Wed Oct 9 02:20:05 EDT 2013

On Tue, 08 Oct 2013 21:28:25 -0400, Terry Reedy wrote:

> On 10/8/2013 6:30 PM, Steven D'Aprano wrote:
>> On Tue, 08 Oct 2013 15:14:33 +0000, Neil Cerutti wrote:
>>
>>> In any case, "\ud800\udc01" isn't a valid unicode string.
>>
>> I don't think this is correct. Can you show me where the standard says
>> that Unicode strings[1] may not contain surrogates? I think that is a
> 
> see below.
> 
>> critical point, and the FAQ conflates *encoded strings* (i.e. bytes
>> using one of the UTCs) with *Unicode strings*.
>>
>> The string you give above is is a Unicode string containing two code
>> points, the surrogates U+D800 U+DC01, which as far as I am concerned is
>> a legal string (subject to somebody pointing me to a definitive source
>> that proves it is not). However, it *may or may not* be encodable to
>> bytes using UTF-8, -16 or -32.
> 
>  From chapter two of the standard.
> 
> "Plain text is a pure sequence of character codes; plain Unicode-encoded
> text is therefore a sequence of Unicode character codes."

Also there are many valid non-characters in Unicode, including 66 
explicitly defined non-characters, plus the many surrogates. So defining 
Unicode strings in terms of characters is less than helpful, since it 
excludes a whole bunch of strings which aren't "text" since they include 
non-characters.

Also, "character" in the context of Unicode is ambiguous, due to 
normalization and decomposition: a single character can have up to four 
distinct forms.

http://www.macchiato.com/unicode/nfc-faq

*Code points* are rigorously defined, not characters, which is why I have 
tried very hard to only refer to code points and bytes, not characters.

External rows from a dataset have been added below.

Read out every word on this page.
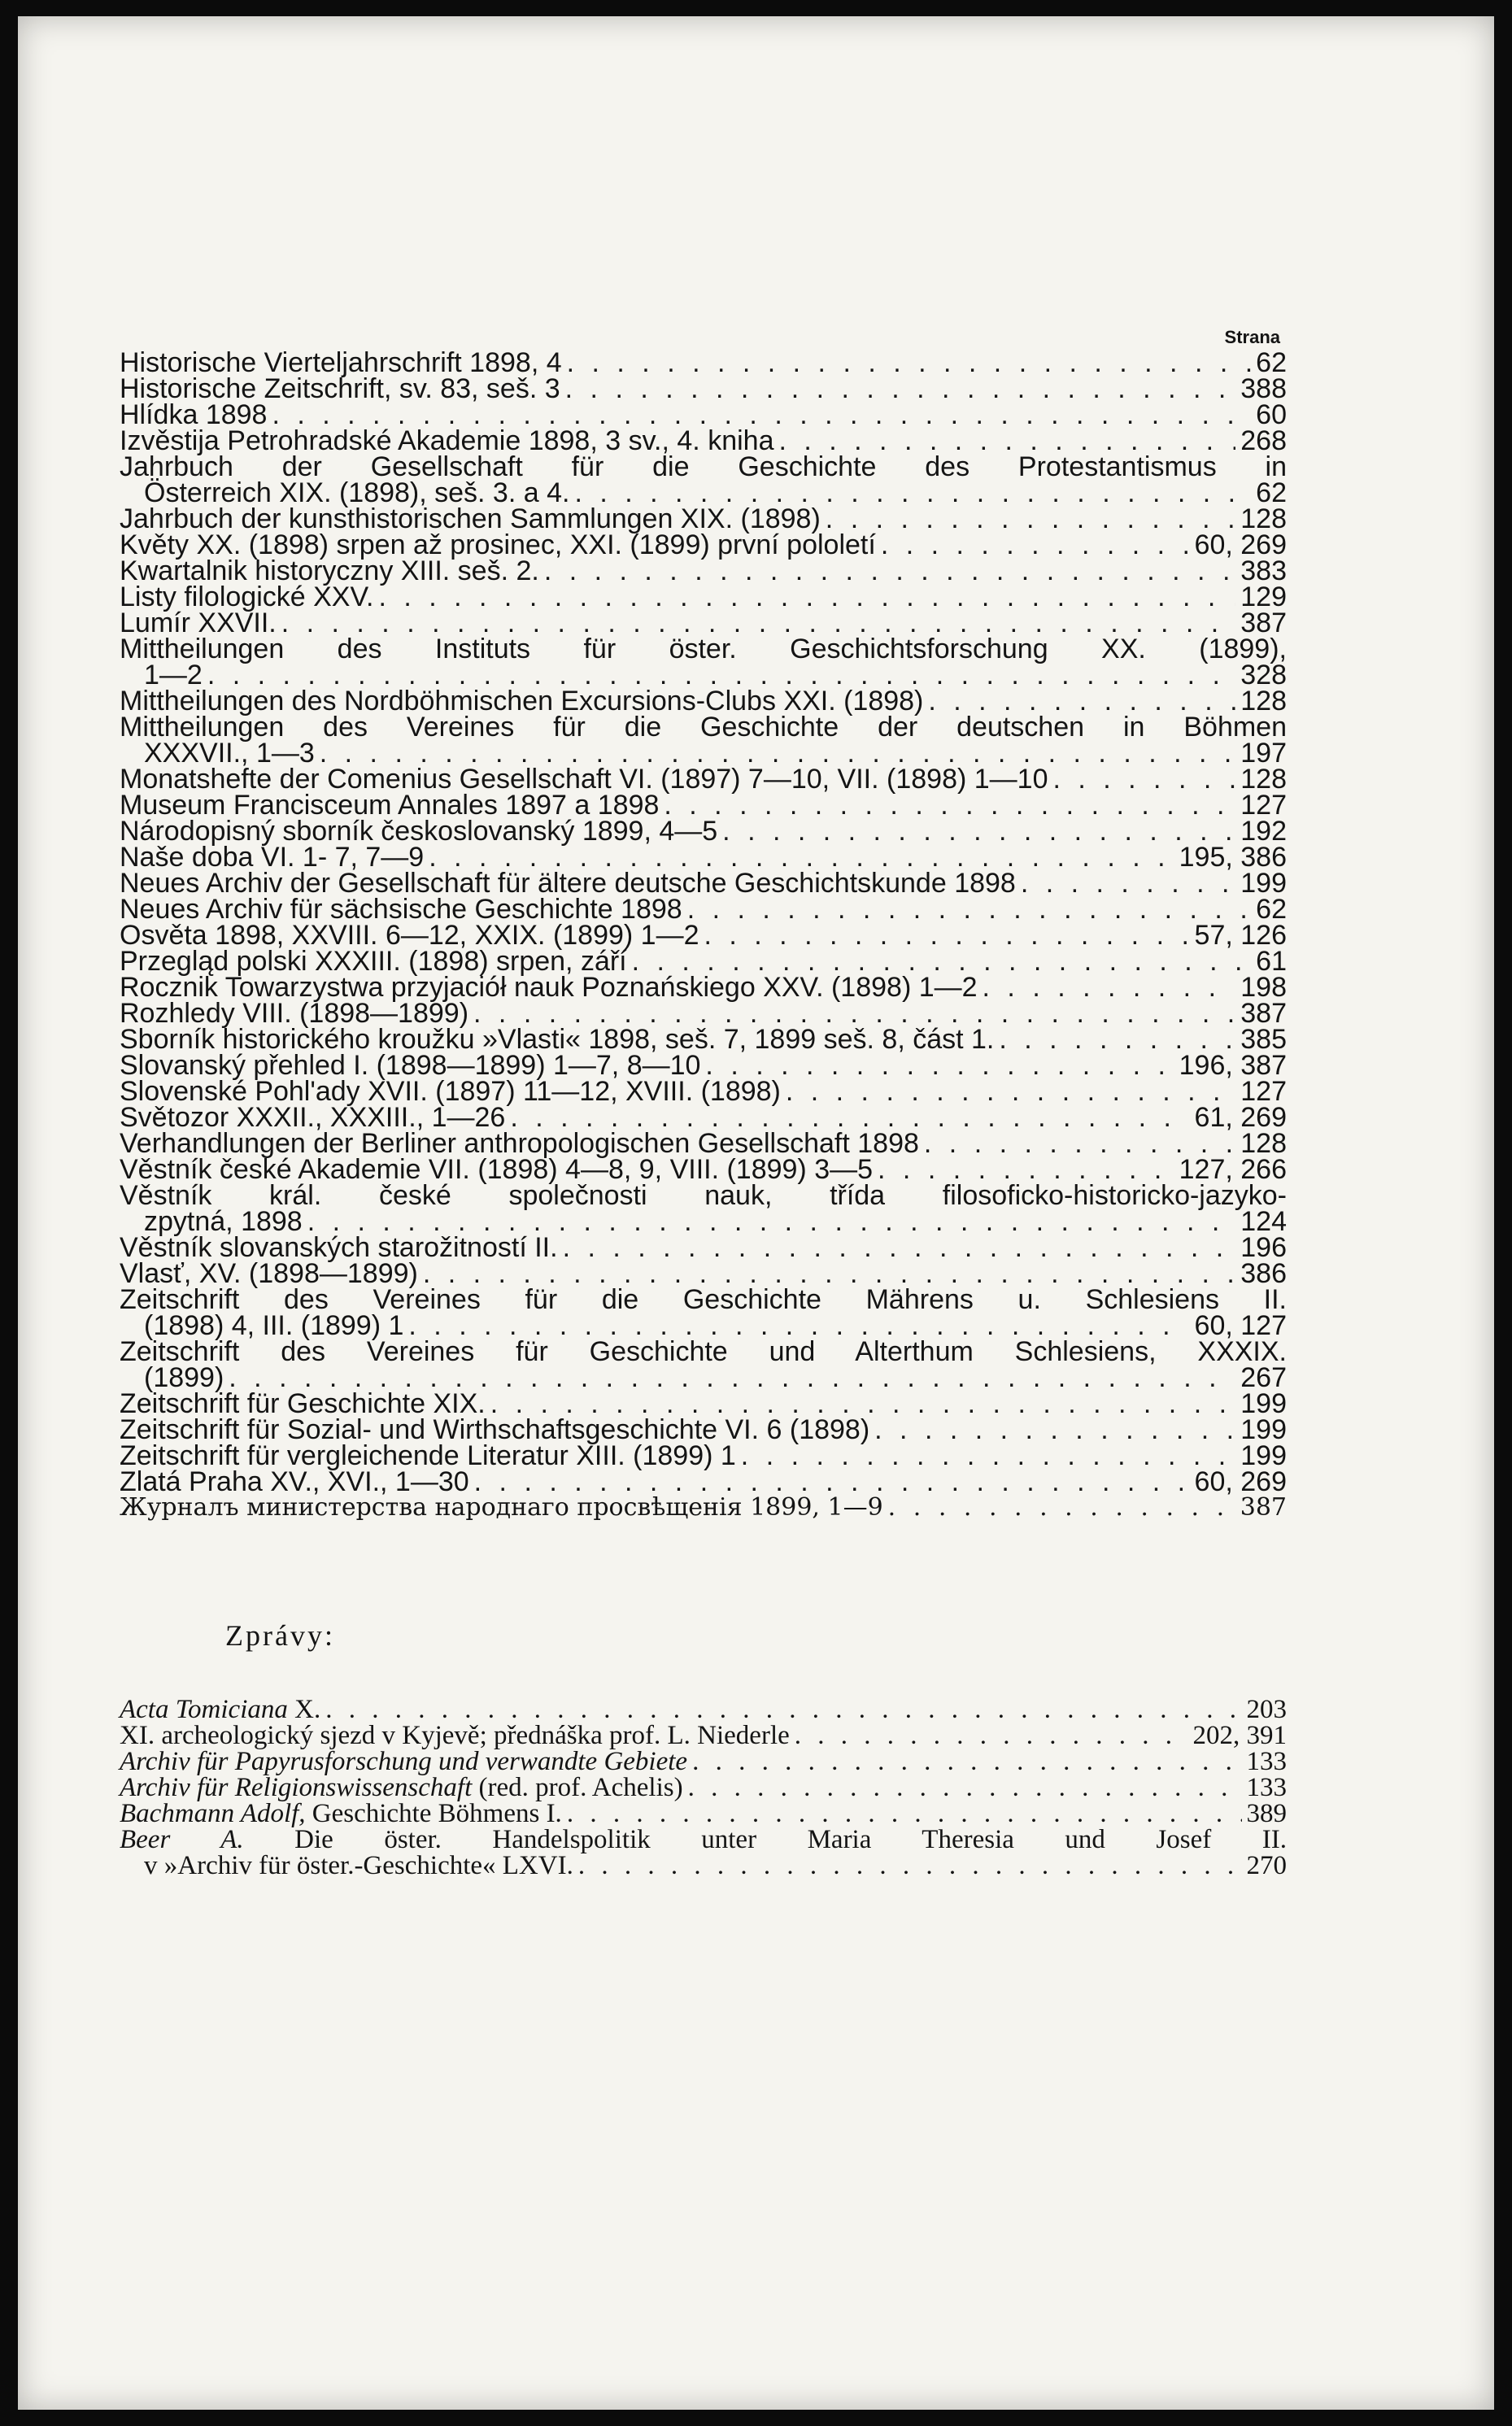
Strana
Historische Vierteljahrschrift 1898, 4 . . .	62
Historische Zeitschrift, sv. 83, seš. 3 . . .	388
Hlídka 1898 . . .	60
Izvěstija Petrohradské Akademie 1898, 3 sv., 4. kniha . . .	268
Jahrbuch der Gesellschaft für die Geschichte des Protestantismus in
Österreich XIX. (1898), seš. 3. a 4. . . .	62
Jahrbuch der kunsthistorischen Sammlungen XIX. (1898) . . .	128
Květy XX. (1898) srpen až prosinec, XXI. (1899) první pololetí . . .	60, 269
Kwartalnik historyczny XIII. seš. 2. . . .	383
Listy filologické XXV. . . .	129
Lumír XXVII. . . .	387
Mittheilungen des Instituts für öster. Geschichtsforschung XX. (1899),
1—2 . . .	328
Mittheilungen des Nordböhmischen Excursions-Clubs XXI. (1898) . . .	128
Mittheilungen des Vereines für die Geschichte der deutschen in Böhmen
XXXVII., 1—3 . . .	197
Monatshefte der Comenius Gesellschaft VI. (1897) 7—10, VII. (1898) 1—10 . . .	128
Museum Francisceum Annales 1897 a 1898 . . .	127
Národopisný sborník českoslovanský 1899, 4—5 . . .	192
Naše doba VI. 1- 7, 7—9 . . .	195, 386
Neues Archiv der Gesellschaft für ältere deutsche Geschichtskunde 1898 . . .	199
Neues Archiv für sächsische Geschichte 1898 . . .	62
Osvěta 1898, XXVIII. 6—12, XXIX. (1899) 1—2 . . .	57, 126
Przegląd polski XXXIII. (1898) srpen, září . . .	61
Rocznik Towarzystwa przyjaciół nauk Poznańskiego XXV. (1898) 1—2 . . .	198
Rozhledy VIII. (1898—1899) . . .	387
Sborník historického kroužku »Vlasti« 1898, seš. 7, 1899 seš. 8, část 1. . . .	385
Slovanský přehled I. (1898—1899) 1—7, 8—10 . . .	196, 387
Slovenské Pohl'ady XVII. (1897) 11—12, XVIII. (1898) . . .	127
Světozor XXXII., XXXIII., 1—26 . . .	61, 269
Verhandlungen der Berliner anthropologischen Gesellschaft 1898 . . .	128
Věstník české Akademie VII. (1898) 4—8, 9, VIII. (1899) 3—5 . . .	127, 266
Věstník král. české společnosti nauk, třída filosoficko-historicko-jazyko-
zpytná, 1898 . . .	124
Věstník slovanských starožitností II. . . .	196
Vlasť, XV. (1898—1899) . . .	386
Zeitschrift des Vereines für die Geschichte Mährens u. Schlesiens II.
(1898) 4, III. (1899) 1 . . .	60, 127
Zeitschrift des Vereines für Geschichte und Alterthum Schlesiens, XXXIX.
(1899) . . .	267
Zeitschrift für Geschichte XIX. . . .	199
Zeitschrift für Sozial- und Wirthschaftsgeschichte VI. 6 (1898) . . .	199
Zeitschrift für vergleichende Literatur XIII. (1899) 1 . . .	199
Zlatá Praha XV., XVI., 1—30 . . .	60, 269
Журналъ министерства народнаго просвѣщенія 1899, 1—9 . . .	387
Zprávy:
Acta Tomiciana X. . . .	203
XI. archeologický sjezd v Kyjevě; přednáška prof. L. Niederle . . .	202, 391
Archiv für Papyrusforschung und verwandte Gebiete . . .	133
Archiv für Religionswissenschaft (red. prof. Achelis) . . .	133
Bachmann Adolf, Geschichte Böhmens I. . . .	389
Beer A. Die öster. Handelspolitik unter Maria Theresia und Josef II.
v »Archiv für öster.-Geschichte« LXVI. . . .	270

> http://www.unicode.org/versions/Unicode6.2.0/ch02.pdf#G13708 "All three
> encoding forms can be used to represent the full range of encoded
> characters in the Unicode Standard; ... Each of the three Unicode
> encoding forms can be efficiently transformed into eith er of the other
> two without any loss of data."

This merely says "encodings encode characters". We know that encodings 
can also encode non-characters, at least *some* non-characters. The 
question is, can they encode surrogates?

> "Surrogates Area. The Surrogates Area contains only surrogate code
> points and no encoded characters. See Section 16.6, Surrogates Area, for
> more detail."
> 
> Before utf-16, the surrogates area was, I believe, part of the Private
> Use Area (which now starts where surrogates end). I think it would have
> been better if they were no longer called code points, but simply utf-16
> code units.

Private Use is irrelevant, since strings certainly can contain Private 
Use code-points, and UTF encodings can encode them.

>> Just as there are byte sequences that cannot be generated by the UTFs,
>> possibly there are code point sequences that cannot be converted to
>> bytes using the UTFs.
> 
> True, but not to the point. You switched from sequences of characters
> (unicode text), which is what both I and Neil are talking about, to
> sequences of codepoints which is a larger set when you include the
> non-character surrogate 'code points' that are not allowed in unicode
> text.

I never mentioned sequences of characters. I've always talked about code 
points.

> http://www.unicode.org/versions/Unicode6.2.0/ch03.pdf#G7404
> 
> "The Unicode Standard supports three character encoding forms: UTF-32,
> UTF-16, and UTF-8. Each encoding form maps the Unicode code points
> U+0000..U+D7FF and U+E000..U+10FFFF to unique code unit sequences."

Ah! Now we're getting somewhere! I think you've hit the nail on the head: 
the three UTF forms explicitly exclude the surrogates. So I think we now 
have an answer:

Surrogate code points can exist in Unicode strings, but cannot be encoded 
to bytes using the standard UTF-8, UTF-16 and UTF-32 encodings.

There may be other encodings, or error handlers, which are capable of 
handling surrogates, but they aren't UTF-8. So I think this answers my 
question. (I reserve the right to change my mind after reading more of 
the standard.)

Thank you to everyone who replied.

-- 
Steven